The view was wonderful, a sudden panorama of upturned faces and bobbing hats and waving hands, and she could see the ribbon of police uniforms at the edge of the crowd, the brown shiny flanks of the police horses, and the protesters excluded beyond them.

There was a ragged, ironic cheer. Alice lifted her hand and grinned, shyly, like a child unexpectedly noticed by the adults.

‘What would Grace say?’ Tom Mosley was asking her. He was laughing but she could see that he was concerned.

‘She knows I’m here, really she does,’ Alice earnestly promised.

‘Are you sure?’ He was teasing now, and it made her feel awkward, but at the same time pleased and excited.

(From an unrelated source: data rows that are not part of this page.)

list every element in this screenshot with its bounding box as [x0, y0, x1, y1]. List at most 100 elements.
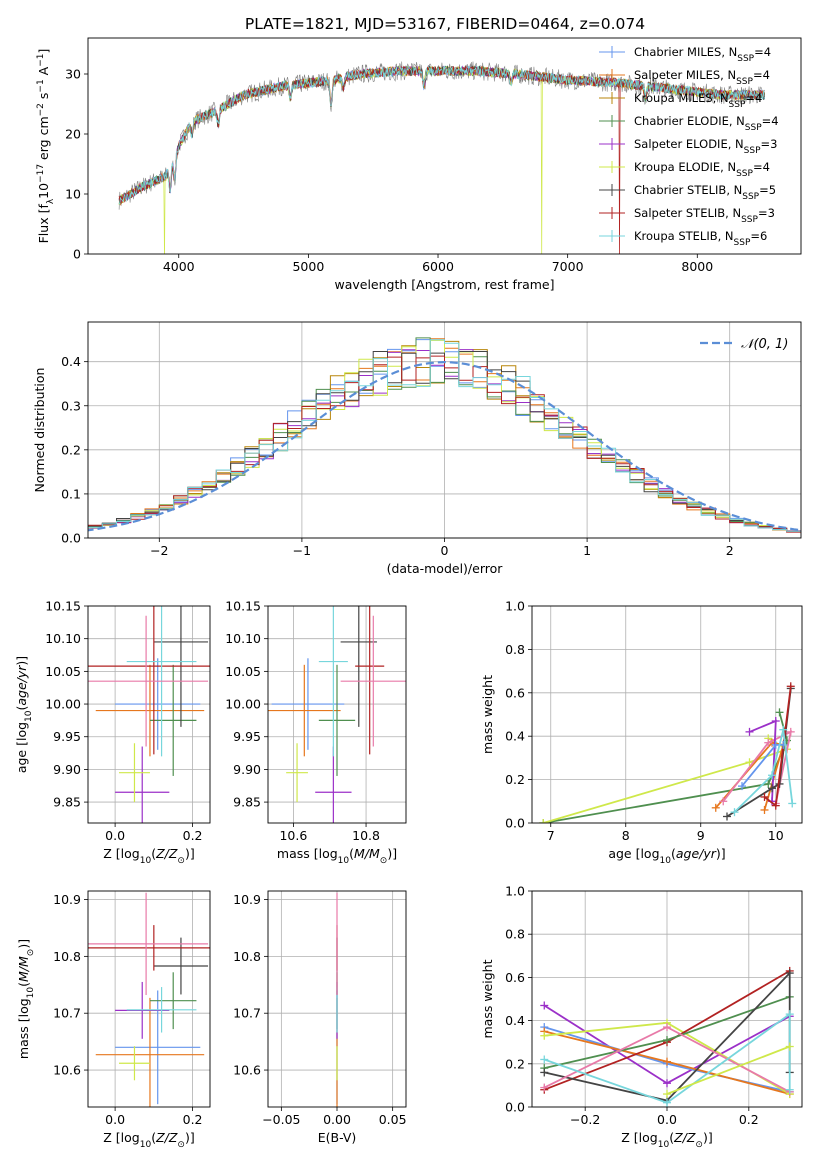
label-part: ⊙: [177, 1140, 185, 1150]
y-tick-label: 10.9: [53, 892, 81, 907]
y-tick-label: 0: [73, 247, 81, 262]
y-tick-label: 10.6: [53, 1063, 81, 1078]
label-part: Z/Z: [155, 846, 178, 861]
label-part: ⊙: [380, 856, 388, 866]
label-part: mass [: [16, 1017, 31, 1059]
x-tick-label: 0.2: [183, 1112, 203, 1127]
y-tick-label: 10.15: [225, 599, 261, 614]
spectrum-panel: 4000 5000 6000 7000 8000 0 10 20 30 wavelength [A…: [36, 37, 802, 292]
y-tick-label: 0.4: [61, 354, 81, 369]
label-part: (: [16, 982, 31, 987]
x-axis-label: (data-model)/error: [387, 561, 504, 576]
x-tick-label: 8000: [681, 259, 713, 274]
label-part: )]: [14, 656, 29, 666]
y-tick-label: 9.90: [233, 762, 261, 777]
y-tick-label: 0.0: [505, 1100, 525, 1115]
label-part: SSP: [729, 100, 746, 110]
x-tick-label: 10.6: [279, 828, 307, 843]
legend-entry: Salpeter ELODIE, NSSP=3: [634, 137, 777, 156]
label-part: SSP: [736, 169, 753, 179]
figure-title: PLATE=1821, MJD=53167, FIBERID=0464, z=0…: [245, 15, 645, 33]
legend-entry: Chabrier ELODIE, NSSP=4: [634, 114, 779, 133]
label-part: erg cm: [36, 116, 51, 164]
y-tick-label: 9.95: [233, 729, 261, 744]
y-tick-label: 0.6: [505, 685, 525, 700]
label-part: Chabrier MILES, N: [634, 45, 737, 59]
y-tick-label: 9.85: [233, 795, 261, 810]
plot-area: [88, 606, 210, 823]
label-part: ⊙: [695, 1140, 703, 1150]
mass-vs-Z-panel: 0.0 0.210.610.710.810.9Z [log10(Z/Z⊙)]mas…: [16, 890, 211, 1150]
label-part: )]: [185, 846, 195, 861]
y-tick-label: 10.05: [225, 664, 261, 679]
label-part: )]: [716, 846, 726, 861]
label-part: ⊙: [26, 949, 36, 957]
x-axis-label: E(B-V): [318, 1130, 357, 1145]
label-part: −1: [36, 79, 46, 92]
label-part: )]: [387, 846, 397, 861]
y-tick-label: 10.8: [233, 949, 261, 964]
label-part: =4: [754, 45, 771, 59]
label-part: =5: [759, 183, 776, 197]
y-axis-label: mass [log10(M/M⊙)]: [16, 939, 36, 1059]
label-part: s: [36, 93, 51, 104]
x-tick-label: 2: [726, 543, 734, 558]
label-part: log: [16, 998, 31, 1017]
x-tick-label: 10.8: [352, 828, 380, 843]
y-tick-label: 10.10: [45, 631, 81, 646]
label-part: 10: [140, 856, 152, 866]
x-axis-label: age [log10(age/yr)]: [608, 846, 725, 866]
label-part: −1: [36, 54, 46, 67]
label-part: Kroupa ELODIE, N: [634, 160, 736, 174]
label-part: 10: [36, 183, 51, 199]
gaussian-curve: [88, 360, 801, 532]
y-tick-label: 0.4: [505, 1013, 525, 1028]
label-part: SSP: [742, 192, 759, 202]
label-part: −2: [36, 103, 46, 116]
mass-vs-EBV-panel: −0.05 0.00 0.05 10.6 10.7 10.8 10.9 E(B-V): [233, 890, 407, 1145]
label-part: Kroupa MILES, N: [634, 91, 729, 105]
plot-area: [88, 337, 801, 534]
label-part: )]: [703, 1130, 713, 1145]
label-part: (: [669, 1130, 674, 1145]
x-axis-label: mass [log10(M/M⊙)]: [277, 846, 397, 866]
legend-entry: Salpeter STELIB, NSSP=3: [634, 206, 775, 225]
axes-frame: [87, 321, 802, 539]
label-part: log: [121, 1130, 140, 1145]
label-part: M/M: [354, 846, 380, 861]
y-axis-label: mass weight: [480, 675, 495, 754]
y-tick-label: 10.00: [225, 697, 261, 712]
age-vs-Z-panel: 0.0 0.2 9.85 9.90 9.95 10.00 10.05 10.10 10.15 Z …: [14, 599, 211, 866]
label-part: 10: [26, 987, 36, 999]
label-part: 10: [338, 856, 350, 866]
y-tick-label: 10.7: [233, 1006, 261, 1021]
x-tick-label: −0.05: [262, 1112, 300, 1127]
label-part: age/yr: [14, 665, 29, 706]
y-axis-label: mass weight: [480, 959, 495, 1038]
legend-entry: 𝒩(0, 1): [741, 337, 788, 352]
plot-area: [268, 606, 406, 823]
x-axis-label: wavelength [Angstrom, rest frame]: [334, 277, 554, 292]
label-part: =4: [745, 91, 762, 105]
label-part: Z [: [621, 1130, 638, 1145]
axes-frame: [87, 605, 211, 824]
x-tick-label: 0.0: [105, 828, 125, 843]
x-tick-label: 9: [697, 828, 705, 843]
label-part: Normed distribution: [32, 368, 47, 493]
label-part: (: [151, 846, 156, 861]
weight-series-line: [666, 1045, 791, 1095]
legend-entry: Salpeter MILES, NSSP=4: [634, 68, 770, 87]
label-part: log: [319, 846, 338, 861]
label-part: )]: [16, 939, 31, 949]
x-tick-label: 0: [441, 543, 449, 558]
y-tick-label: 10.05: [45, 664, 81, 679]
label-part: Z/Z: [155, 1130, 178, 1145]
label-part: (: [151, 1130, 156, 1145]
label-part: 10: [140, 1140, 152, 1150]
label-part: SSP: [737, 54, 754, 64]
y-axis-label: age [log10(age/yr)]: [14, 656, 34, 773]
label-part: =4: [753, 160, 770, 174]
label-part: =6: [750, 229, 767, 243]
axes-frame: [267, 605, 407, 824]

Behind them the crowds were beginning to disperse. Some of the marchers were forming up into ragged columns, still contained by the dark blue markers of police uniforms, and the singing and shouting had become vague and fractured, without the antiphonal chorusing of before the meeting. On the fringes, away from the platform, there were scuffling fights and some stone-throwing.

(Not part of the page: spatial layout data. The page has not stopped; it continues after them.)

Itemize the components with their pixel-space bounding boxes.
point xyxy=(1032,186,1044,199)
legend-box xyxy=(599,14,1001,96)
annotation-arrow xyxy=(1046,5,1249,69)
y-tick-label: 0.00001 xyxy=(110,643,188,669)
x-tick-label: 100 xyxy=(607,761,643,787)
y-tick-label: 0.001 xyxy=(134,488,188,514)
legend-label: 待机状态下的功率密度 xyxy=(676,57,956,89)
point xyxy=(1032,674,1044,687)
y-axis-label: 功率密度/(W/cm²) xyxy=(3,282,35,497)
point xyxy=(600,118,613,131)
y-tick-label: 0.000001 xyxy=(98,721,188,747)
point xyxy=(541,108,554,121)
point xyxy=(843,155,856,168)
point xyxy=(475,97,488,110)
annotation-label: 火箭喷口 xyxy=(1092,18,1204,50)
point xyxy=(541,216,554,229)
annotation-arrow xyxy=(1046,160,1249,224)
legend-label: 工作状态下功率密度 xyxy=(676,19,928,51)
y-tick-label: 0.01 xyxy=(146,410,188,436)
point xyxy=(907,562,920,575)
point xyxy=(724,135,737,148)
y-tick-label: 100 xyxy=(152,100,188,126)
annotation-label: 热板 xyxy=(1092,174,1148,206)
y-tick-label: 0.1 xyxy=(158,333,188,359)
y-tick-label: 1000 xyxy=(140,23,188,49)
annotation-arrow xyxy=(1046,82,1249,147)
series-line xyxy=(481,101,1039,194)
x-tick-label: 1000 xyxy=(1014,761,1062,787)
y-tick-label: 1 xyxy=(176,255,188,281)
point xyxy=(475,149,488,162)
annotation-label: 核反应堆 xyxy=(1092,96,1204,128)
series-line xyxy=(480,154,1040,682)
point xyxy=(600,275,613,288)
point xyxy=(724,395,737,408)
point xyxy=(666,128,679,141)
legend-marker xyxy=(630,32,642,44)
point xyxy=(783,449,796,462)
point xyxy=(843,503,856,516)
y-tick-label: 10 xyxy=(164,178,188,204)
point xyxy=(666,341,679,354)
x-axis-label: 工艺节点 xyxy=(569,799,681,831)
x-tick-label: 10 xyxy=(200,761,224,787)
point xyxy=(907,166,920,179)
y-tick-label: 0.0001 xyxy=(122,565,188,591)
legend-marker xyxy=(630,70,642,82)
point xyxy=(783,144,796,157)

‘Are you going back to Vincent Street now?’

Alice nodded, touched with the invariable feeling of anticlimax that came after meetings.

‘I’ll give you a lift,’ he said.

Her face bloomed her delight at him.

‘I thought I’d drop in to see Grace,’ Mosley said, when they were ensconced in his car. Alice sank back in the passenger seat of the Bentley, admiring it and the panache of his driving. They seemed to skim along twice as fast as the rest of the mundane traffic in Park Lane.

‘She might be at the House,’ Alice ventured, knowing perfectly well that she was. Cressida would be at school. There was no one at Vincent Street except Nanny and the servants. She held her breath, and her wish was granted.

‘Oh, I’ll look in anyway,’ he said.

The house was empty and very quiet. They went up to sit in Grace’s creamy drawing room. The Leader seemed perfectly at home there. He leant back against the sofa cushions, crossing one leg over the other, watching Alice with his bright, penetrating stare.